One of the things Merton stressed that we’re missing in our discussions of war is what he called the human dimension. We have to try to bring the face of suffering people to the fore and see what we can do to make that suffering happen less often, with less dreadful consequences.
You’ve talked about Thomas Merton’s sense of humor. What about Dorothy Day? Was she ever funny?
One of my favorite stories of Dorothy was the moment when a quite well-dressed woman came in to the Worker. She took a diamond ring from her finger and handed it to Dorothy. Why she was moved to do that, I have no idea. Dorothy thanked her politely with no more fuss than she would if the woman had brought a dozen eggs.
A little while later a woman that we didn’t particularly enjoy seeing showed up. I think her name was Catherine, but we called her “the weasel.” She was, as far as we could tell, genetically incapable of saying thank you. Dorothy reached into her pocket and said, “I have something for you”—and gave her the diamond ring.
I don’t know if it was me or somebody else who went to Dorothy afterward and said, “You know, Dorothy, I could have taken that ring up to West 47th Street to the Diamond Exchange, and we could have paid her rent for years to come.” She responded, “Well, if she wants to sell the ring and go to the Bahamas, she can do so. But she might also like to just wear the ring. Do you think God made diamonds just for the rich?”
Despite their differences, how are Day and Merton most similar?
You would think that they wouldn’t have much in common, but the more you look the more you see how much they complement each other.
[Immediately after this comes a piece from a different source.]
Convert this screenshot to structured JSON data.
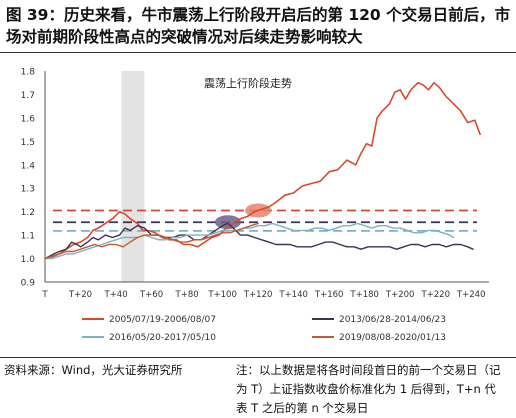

I think they both represent a radical search for a deeply rooted spiritual life that is not separate from the world. We always hear the commandment, “Love God, and love your neighbor,” but one or the other usually takes priority. Thomas Merton and Dorothy Day were both remarkably successful in finding that balance point in terms of their own unique identities.
The balance is slightly different, but the scales are very similar, which makes them convincing to us today, each in their own way.
This article appeared in the November 2010 issue of U.S. Catholic.(Vol. 76, No. 11, pages 18-21).